In this section, we will introduce how Google works comprehensively as in Fig ??. Most of Google’s implementation we find filled with C and C++. And workable on the system of Linux or Solaris. Google’s data structure becomes optimized to cost little time and memory space to index, crawl, and search. One of the major challenges becomes the disk seeker. Usually spends a relatively long time to receive input and produce output no matter how well the computer hardware has been improved. So the authors want to decrease the search time by avoiding using disk seeker whenever it can be possible which requires totally different data structures. 

Figure 1: An image of high level google architecture : How does Google decide what comes up first?

Crawling the Web 

The web crawling technology(extracting data from a page) can be visualized by different web crawler applications. The final goal is to convert a beautiful organization of the Web page to an HTML supporting text file on a computer drive. Running a Web searcher can be a daunting task. There are difficult visualization and reliability issues and, more vitally, social problems. Crawling is the most vulnerable application because it includes interacting with massive Web servers and almost infinite name servers, all of which are free of the control of the central system. 
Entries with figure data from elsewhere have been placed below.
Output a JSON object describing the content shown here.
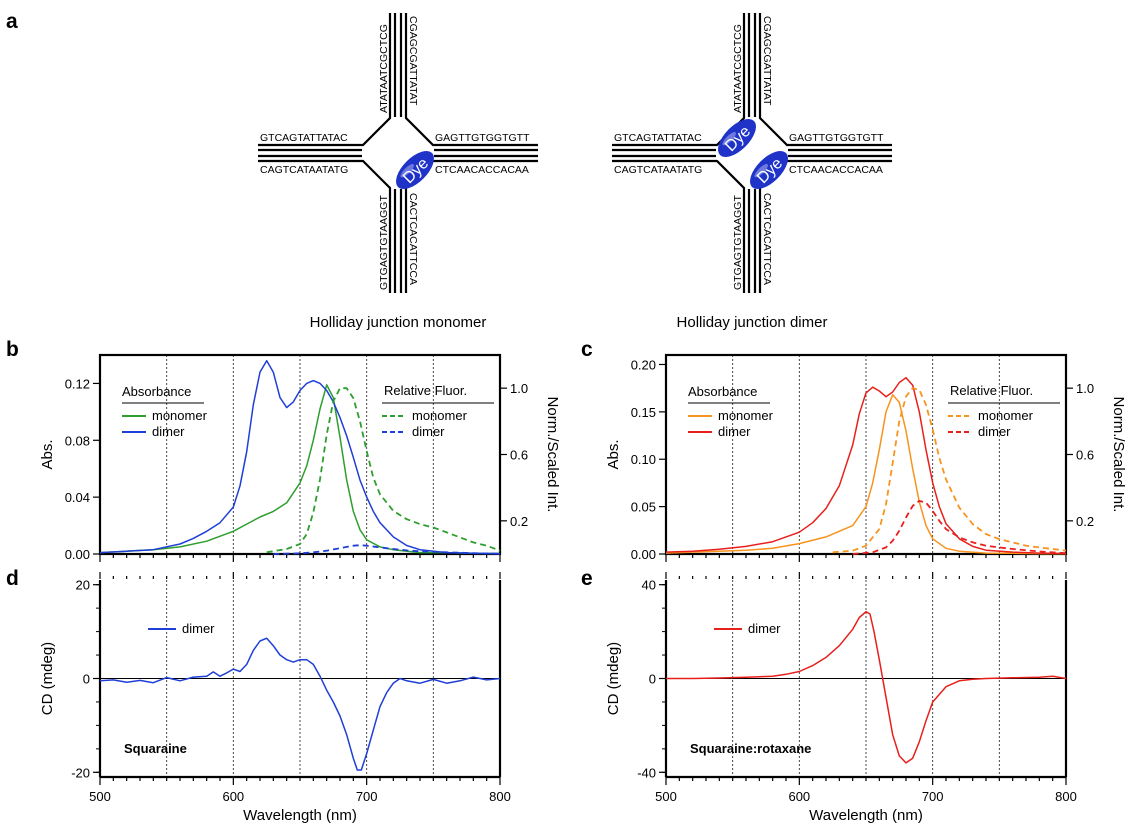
{
  "panel_labels": {
    "a": "a",
    "b": "b",
    "c": "c",
    "d": "d",
    "e": "e"
  },
  "junctions": {
    "monomer": {
      "caption": "Holliday junction monomer",
      "dye_labels": [
        "Dye"
      ],
      "sequences": {
        "top_left": "ATATAATCGCTCG",
        "top_right": "CGAGCGATTATAT",
        "left_top": "GTCAGTATTATAC",
        "left_bottom": "CAGTCATAATATG",
        "right_top": "GAGTTGTGGTGTT",
        "right_bottom": "CTCAACACCACAA",
        "bottom_left": "GTGAGTGTAAGGT",
        "bottom_right": "CACTCACATTCCA"
      }
    },
    "dimer": {
      "caption": "Holliday junction dimer",
      "dye_labels": [
        "Dye",
        "Dye"
      ],
      "sequences": {
        "top_left": "ATATAATCGCTCG",
        "top_right": "CGAGCGATTATAT",
        "left_top": "GTCAGTATTATAC",
        "left_bottom": "CAGTCATAATATG",
        "right_top": "GAGTTGTGGTGTT",
        "right_bottom": "CTCAACACCACAA",
        "bottom_left": "GTGAGTGTAAGGT",
        "bottom_right": "CACTCACATTCCA"
      }
    }
  },
  "colors": {
    "b_monomer": "#2e9e2e",
    "b_dimer": "#1f3fd6",
    "c_monomer": "#f7941d",
    "c_dimer": "#e8201c",
    "dye_fill": "#1f33c9"
  },
  "chart_data": [
    {
      "panel": "b",
      "type": "line",
      "xlim": [
        500,
        800
      ],
      "ylim": [
        0,
        0.14
      ],
      "y2lim": [
        0,
        1.2
      ],
      "ylabel": "Abs.",
      "y2label": "Norm./Scaled Int.",
      "yticks": [
        "0.00",
        "0.04",
        "0.08",
        "0.12"
      ],
      "y2ticks": [
        "0.2",
        "0.6",
        "1.0"
      ],
      "gridlines_x": [
        550,
        600,
        650,
        700,
        750
      ],
      "legend_abs_title": "Absorbance",
      "legend_fluor_title": "Relative Fluor.",
      "series": [
        {
          "name": "monomer",
          "kind": "absorbance",
          "color": "#2e9e2e",
          "dash": false,
          "x": [
            500,
            520,
            540,
            560,
            580,
            600,
            610,
            620,
            630,
            640,
            650,
            655,
            660,
            665,
            670,
            675,
            680,
            685,
            690,
            695,
            700,
            710,
            720,
            740,
            760,
            780,
            800
          ],
          "y": [
            0.001,
            0.002,
            0.003,
            0.005,
            0.009,
            0.016,
            0.021,
            0.026,
            0.03,
            0.036,
            0.05,
            0.062,
            0.08,
            0.102,
            0.119,
            0.11,
            0.082,
            0.052,
            0.03,
            0.017,
            0.01,
            0.005,
            0.003,
            0.001,
            0.001,
            0.0005,
            0.0003
          ]
        },
        {
          "name": "dimer",
          "kind": "absorbance",
          "color": "#1f3fd6",
          "dash": false,
          "x": [
            500,
            520,
            540,
            560,
            570,
            580,
            590,
            600,
            605,
            610,
            615,
            620,
            625,
            630,
            635,
            640,
            645,
            650,
            655,
            660,
            665,
            670,
            675,
            680,
            685,
            690,
            695,
            700,
            705,
            710,
            720,
            730,
            740,
            760,
            780,
            800
          ],
          "y": [
            0.001,
            0.002,
            0.003,
            0.007,
            0.011,
            0.016,
            0.022,
            0.033,
            0.048,
            0.072,
            0.105,
            0.128,
            0.136,
            0.128,
            0.11,
            0.103,
            0.107,
            0.115,
            0.12,
            0.122,
            0.12,
            0.115,
            0.107,
            0.096,
            0.083,
            0.068,
            0.052,
            0.04,
            0.03,
            0.022,
            0.012,
            0.006,
            0.003,
            0.001,
            0.0005,
            0.0003
          ]
        },
        {
          "name": "monomer",
          "kind": "fluorescence",
          "color": "#2e9e2e",
          "dash": true,
          "x": [
            625,
            640,
            650,
            655,
            660,
            665,
            670,
            675,
            680,
            685,
            690,
            695,
            700,
            705,
            710,
            720,
            730,
            740,
            750,
            760,
            770,
            780,
            790,
            800
          ],
          "y": [
            0.01,
            0.03,
            0.06,
            0.12,
            0.25,
            0.45,
            0.72,
            0.92,
            1.0,
            1.0,
            0.94,
            0.8,
            0.62,
            0.46,
            0.36,
            0.26,
            0.21,
            0.18,
            0.16,
            0.13,
            0.1,
            0.07,
            0.05,
            0.02
          ]
        },
        {
          "name": "dimer",
          "kind": "fluorescence",
          "color": "#1f3fd6",
          "dash": true,
          "x": [
            630,
            650,
            660,
            670,
            680,
            690,
            695,
            700,
            710,
            720,
            730,
            740,
            760,
            780,
            800
          ],
          "y": [
            0.0,
            0.004,
            0.01,
            0.02,
            0.035,
            0.05,
            0.053,
            0.05,
            0.04,
            0.03,
            0.022,
            0.016,
            0.01,
            0.005,
            0.002
          ]
        }
      ]
    },
    {
      "panel": "c",
      "type": "line",
      "xlim": [
        500,
        800
      ],
      "ylim": [
        0,
        0.21
      ],
      "y2lim": [
        0,
        1.2
      ],
      "ylabel": "Abs.",
      "y2label": "Norm./Scaled Int.",
      "yticks": [
        "0.00",
        "0.05",
        "0.10",
        "0.15",
        "0.20"
      ],
      "y2ticks": [
        "0.2",
        "0.6",
        "1.0"
      ],
      "gridlines_x": [
        550,
        600,
        650,
        700,
        750
      ],
      "legend_abs_title": "Absorbance",
      "legend_fluor_title": "Relative Fluor.",
      "series": [
        {
          "name": "monomer",
          "kind": "absorbance",
          "color": "#f7941d",
          "dash": false,
          "x": [
            500,
            520,
            540,
            560,
            580,
            600,
            620,
            640,
            650,
            655,
            660,
            665,
            670,
            675,
            680,
            685,
            690,
            695,
            700,
            710,
            720,
            740,
            760,
            780,
            800
          ],
          "y": [
            0.001,
            0.002,
            0.003,
            0.004,
            0.006,
            0.011,
            0.018,
            0.03,
            0.05,
            0.075,
            0.11,
            0.15,
            0.168,
            0.16,
            0.13,
            0.09,
            0.055,
            0.03,
            0.016,
            0.006,
            0.003,
            0.001,
            0.0007,
            0.0004,
            0.0002
          ]
        },
        {
          "name": "dimer",
          "kind": "absorbance",
          "color": "#e8201c",
          "dash": false,
          "x": [
            500,
            520,
            540,
            560,
            580,
            600,
            610,
            620,
            630,
            640,
            645,
            650,
            655,
            660,
            665,
            670,
            675,
            680,
            685,
            690,
            695,
            700,
            705,
            710,
            720,
            730,
            740,
            760,
            780,
            800
          ],
          "y": [
            0.002,
            0.003,
            0.005,
            0.008,
            0.013,
            0.023,
            0.033,
            0.048,
            0.072,
            0.115,
            0.148,
            0.17,
            0.176,
            0.172,
            0.166,
            0.171,
            0.181,
            0.186,
            0.178,
            0.15,
            0.11,
            0.075,
            0.05,
            0.032,
            0.016,
            0.008,
            0.004,
            0.002,
            0.001,
            0.0005
          ]
        },
        {
          "name": "monomer",
          "kind": "fluorescence",
          "color": "#f7941d",
          "dash": true,
          "x": [
            625,
            640,
            650,
            660,
            665,
            670,
            675,
            680,
            685,
            690,
            695,
            700,
            705,
            710,
            720,
            730,
            740,
            750,
            760,
            770,
            780,
            790,
            800
          ],
          "y": [
            0.01,
            0.02,
            0.05,
            0.15,
            0.3,
            0.55,
            0.8,
            0.95,
            1.0,
            0.99,
            0.9,
            0.75,
            0.58,
            0.45,
            0.28,
            0.18,
            0.12,
            0.09,
            0.07,
            0.05,
            0.04,
            0.03,
            0.02
          ]
        },
        {
          "name": "dimer",
          "kind": "fluorescence",
          "color": "#e8201c",
          "dash": true,
          "x": [
            640,
            655,
            665,
            670,
            675,
            680,
            685,
            690,
            695,
            700,
            705,
            710,
            720,
            730,
            740,
            750,
            760,
            780,
            800
          ],
          "y": [
            0.0,
            0.01,
            0.04,
            0.08,
            0.14,
            0.22,
            0.29,
            0.32,
            0.31,
            0.26,
            0.2,
            0.15,
            0.1,
            0.07,
            0.05,
            0.04,
            0.03,
            0.015,
            0.005
          ]
        }
      ]
    },
    {
      "panel": "d",
      "type": "line",
      "xlim": [
        500,
        800
      ],
      "ylim": [
        -21,
        21
      ],
      "xlabel": "Wavelength (nm)",
      "ylabel": "CD (mdeg)",
      "xticks": [
        "500",
        "600",
        "700",
        "800"
      ],
      "yticks": [
        "-20",
        "0",
        "20"
      ],
      "gridlines_x": [
        550,
        600,
        650,
        700,
        750
      ],
      "annotation": "Squaraine",
      "series": [
        {
          "name": "dimer",
          "color": "#1f3fd6",
          "dash": false,
          "x": [
            500,
            510,
            520,
            530,
            540,
            550,
            560,
            570,
            580,
            585,
            590,
            595,
            600,
            605,
            610,
            615,
            620,
            625,
            630,
            635,
            640,
            645,
            650,
            655,
            660,
            665,
            670,
            675,
            680,
            685,
            690,
            693,
            696,
            700,
            705,
            710,
            715,
            720,
            725,
            730,
            740,
            750,
            760,
            770,
            780,
            790,
            800
          ],
          "y": [
            -0.5,
            -0.3,
            -0.8,
            -0.4,
            -0.9,
            0.2,
            -0.5,
            0.3,
            0.5,
            1.4,
            0.5,
            1.2,
            2.0,
            1.5,
            3.0,
            6.0,
            8.0,
            8.6,
            7.0,
            5.0,
            4.0,
            3.5,
            4.0,
            4.0,
            3.0,
            0.5,
            -2.5,
            -5.0,
            -8.0,
            -12.0,
            -17.0,
            -19.5,
            -19.5,
            -16.0,
            -11.0,
            -6.0,
            -3.0,
            -1.0,
            0.0,
            -0.5,
            -1.0,
            -0.2,
            -1.0,
            -0.5,
            0.3,
            -0.3,
            0.0
          ]
        }
      ]
    },
    {
      "panel": "e",
      "type": "line",
      "xlim": [
        500,
        800
      ],
      "ylim": [
        -42,
        42
      ],
      "xlabel": "Wavelength (nm)",
      "ylabel": "CD (mdeg)",
      "xticks": [
        "500",
        "600",
        "700",
        "800"
      ],
      "yticks": [
        "-40",
        "0",
        "40"
      ],
      "gridlines_x": [
        550,
        600,
        650,
        700,
        750
      ],
      "annotation": "Squaraine:rotaxane",
      "series": [
        {
          "name": "dimer",
          "color": "#e8201c",
          "dash": false,
          "x": [
            500,
            520,
            540,
            560,
            580,
            590,
            600,
            610,
            620,
            630,
            640,
            645,
            650,
            653,
            656,
            660,
            665,
            670,
            675,
            680,
            685,
            690,
            695,
            700,
            710,
            720,
            730,
            740,
            760,
            780,
            790,
            800
          ],
          "y": [
            0.0,
            0.0,
            0.2,
            0.5,
            1.0,
            1.8,
            3.0,
            5.5,
            9.0,
            14.0,
            21.0,
            26.0,
            28.5,
            27.5,
            20.0,
            8.0,
            -8.0,
            -24.0,
            -33.0,
            -36.0,
            -34.0,
            -27.0,
            -18.0,
            -10.0,
            -3.5,
            -1.0,
            -0.3,
            0.0,
            0.3,
            0.5,
            1.0,
            0.0
          ]
        }
      ]
    }
  ]
}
The authors accomplished this challenging task by figuring out how more than half a million webs can be run by thousands of webmasters. Therefore, crawling involves a strong connection and interaction with many people. Almost every day users get something like, ”You have visited many pages on my website. What are your preferences?” Other connections have copyright problems and obscure errors that may appear accidentally. Since large, complex systems, such as searchers, do inevitably come up with problems, a lot of resources and time are needed to read email and resolve them. 

High quality searching 

The biggest concern for the users is which search engine can perform the best quality of search results. Most of the results are usually frustrating and amusing and time-consuming. Therefore, Google is designed to provide the best searching matches and the most helpful information that users need. As the amount of web grows unprecedentedly. There will be a high requirement for the search engine to seek relative information.
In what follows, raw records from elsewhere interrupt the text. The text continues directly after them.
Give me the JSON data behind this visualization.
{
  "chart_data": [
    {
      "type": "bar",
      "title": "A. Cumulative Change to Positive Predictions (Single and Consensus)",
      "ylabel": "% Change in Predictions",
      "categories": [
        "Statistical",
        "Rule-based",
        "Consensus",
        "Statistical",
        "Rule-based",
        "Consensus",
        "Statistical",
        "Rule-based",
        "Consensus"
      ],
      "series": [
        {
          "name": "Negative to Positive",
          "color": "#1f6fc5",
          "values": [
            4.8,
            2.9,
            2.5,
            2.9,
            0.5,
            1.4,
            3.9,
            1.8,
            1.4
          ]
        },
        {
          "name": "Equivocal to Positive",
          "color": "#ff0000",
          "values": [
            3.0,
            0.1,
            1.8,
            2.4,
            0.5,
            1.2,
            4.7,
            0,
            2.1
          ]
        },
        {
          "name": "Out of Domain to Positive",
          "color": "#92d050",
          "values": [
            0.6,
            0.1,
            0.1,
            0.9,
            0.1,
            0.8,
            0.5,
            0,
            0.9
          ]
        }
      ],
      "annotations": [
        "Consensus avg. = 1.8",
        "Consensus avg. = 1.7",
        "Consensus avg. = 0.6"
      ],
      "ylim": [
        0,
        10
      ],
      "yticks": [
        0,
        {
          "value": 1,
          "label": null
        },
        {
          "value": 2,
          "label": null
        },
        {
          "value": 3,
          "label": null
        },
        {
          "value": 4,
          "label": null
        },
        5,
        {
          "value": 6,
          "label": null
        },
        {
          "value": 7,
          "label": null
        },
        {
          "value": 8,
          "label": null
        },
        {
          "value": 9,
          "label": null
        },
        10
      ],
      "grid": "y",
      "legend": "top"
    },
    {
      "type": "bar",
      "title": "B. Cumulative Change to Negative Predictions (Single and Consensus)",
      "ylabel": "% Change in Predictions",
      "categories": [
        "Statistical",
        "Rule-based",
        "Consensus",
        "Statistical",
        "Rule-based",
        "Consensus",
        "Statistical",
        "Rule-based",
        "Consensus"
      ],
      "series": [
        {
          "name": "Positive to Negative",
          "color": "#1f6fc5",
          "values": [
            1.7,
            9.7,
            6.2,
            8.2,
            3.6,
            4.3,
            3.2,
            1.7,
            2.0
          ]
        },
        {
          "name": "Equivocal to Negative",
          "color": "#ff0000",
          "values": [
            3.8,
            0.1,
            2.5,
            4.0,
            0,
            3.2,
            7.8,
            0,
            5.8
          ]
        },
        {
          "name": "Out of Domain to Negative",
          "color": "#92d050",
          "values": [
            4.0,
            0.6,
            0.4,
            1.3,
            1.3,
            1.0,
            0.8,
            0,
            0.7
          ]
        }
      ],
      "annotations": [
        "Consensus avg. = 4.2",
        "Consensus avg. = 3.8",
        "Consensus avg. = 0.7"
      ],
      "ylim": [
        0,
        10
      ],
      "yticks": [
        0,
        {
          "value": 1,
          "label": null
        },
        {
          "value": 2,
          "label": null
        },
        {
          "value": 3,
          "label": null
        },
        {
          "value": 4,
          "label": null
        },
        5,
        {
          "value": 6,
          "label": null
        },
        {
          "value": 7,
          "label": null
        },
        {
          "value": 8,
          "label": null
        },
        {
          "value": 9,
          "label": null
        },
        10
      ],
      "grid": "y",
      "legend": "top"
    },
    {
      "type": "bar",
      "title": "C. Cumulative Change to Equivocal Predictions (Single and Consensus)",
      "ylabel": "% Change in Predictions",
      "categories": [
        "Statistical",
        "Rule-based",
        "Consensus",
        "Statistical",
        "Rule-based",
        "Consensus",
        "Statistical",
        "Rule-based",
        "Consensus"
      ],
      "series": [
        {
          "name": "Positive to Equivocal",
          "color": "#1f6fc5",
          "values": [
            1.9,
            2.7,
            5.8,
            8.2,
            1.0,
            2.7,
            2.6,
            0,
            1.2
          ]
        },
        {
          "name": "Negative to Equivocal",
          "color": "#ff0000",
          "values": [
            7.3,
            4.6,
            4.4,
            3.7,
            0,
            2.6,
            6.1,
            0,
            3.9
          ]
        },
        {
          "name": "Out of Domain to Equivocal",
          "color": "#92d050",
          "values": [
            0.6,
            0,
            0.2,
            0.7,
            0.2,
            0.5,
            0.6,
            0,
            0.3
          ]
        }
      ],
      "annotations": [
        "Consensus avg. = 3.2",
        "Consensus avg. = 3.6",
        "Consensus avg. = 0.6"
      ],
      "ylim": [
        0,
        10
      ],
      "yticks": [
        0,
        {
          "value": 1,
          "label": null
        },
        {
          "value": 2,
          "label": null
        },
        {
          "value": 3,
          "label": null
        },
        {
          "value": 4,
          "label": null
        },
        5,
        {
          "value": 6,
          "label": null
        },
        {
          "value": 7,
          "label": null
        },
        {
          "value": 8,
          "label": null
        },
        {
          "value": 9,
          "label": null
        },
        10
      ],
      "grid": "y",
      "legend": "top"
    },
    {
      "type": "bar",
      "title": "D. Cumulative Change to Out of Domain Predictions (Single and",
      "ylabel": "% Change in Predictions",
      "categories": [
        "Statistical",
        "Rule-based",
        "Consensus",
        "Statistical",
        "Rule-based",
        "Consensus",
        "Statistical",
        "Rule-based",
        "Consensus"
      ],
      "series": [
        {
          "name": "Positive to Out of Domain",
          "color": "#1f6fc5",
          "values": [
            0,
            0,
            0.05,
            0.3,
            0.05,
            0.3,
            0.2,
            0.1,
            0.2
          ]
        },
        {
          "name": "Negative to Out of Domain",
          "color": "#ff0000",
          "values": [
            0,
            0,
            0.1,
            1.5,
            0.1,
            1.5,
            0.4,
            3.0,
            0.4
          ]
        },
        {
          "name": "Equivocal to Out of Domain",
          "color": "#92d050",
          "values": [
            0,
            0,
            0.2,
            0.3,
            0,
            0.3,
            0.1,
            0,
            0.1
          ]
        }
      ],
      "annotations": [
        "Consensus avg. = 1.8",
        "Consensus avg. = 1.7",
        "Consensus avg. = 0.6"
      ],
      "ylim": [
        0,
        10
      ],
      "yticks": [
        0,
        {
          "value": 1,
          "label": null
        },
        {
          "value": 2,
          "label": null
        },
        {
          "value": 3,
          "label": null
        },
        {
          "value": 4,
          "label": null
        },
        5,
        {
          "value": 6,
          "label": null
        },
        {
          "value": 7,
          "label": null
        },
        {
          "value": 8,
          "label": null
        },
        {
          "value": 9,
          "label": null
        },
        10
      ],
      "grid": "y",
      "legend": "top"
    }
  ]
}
Moreover, Google wants to and is capable of accomplishing this task. By innovating the utilization of hypertextual information consisting of link structure and link text. Google makes use of font information and proximity of data. Furthermore, to speed up the searching time while maintaining the precision of outputs of the contemporary search engine. PageRank technology permits Google to rank the quality of Web pages. Finally, font information and proximity of data sift the irrelevant information. 

Conclusion 

In conclusion, Google wants the world’s greatest search engine. And to provide the most qualified search results in this world of misinformation and disinformation. Furthermore, Google attracts more elites to make use of proximity information, PageRank, and anchor text. Lastly, Google is definitely a revolutionary product and magnificent masterpiece for gathering Web data. Indexing them, visualizing them, then performing an accurate search over them. 

Back To News

Hong Cao’s How does Google decide what comes up first?

References for How does Google decide what comes up first? [1] Sergey Brin and Lawrence Page. “The anatomy of a large-scale hypertextual Web search engine”. In: Computer Networks and ISDN Systems 30 (1998). doi: http://snap.stanford.edu/class/cs224w-readings/Brin98Anatomy.pdf.

How does Google decide what comes up first?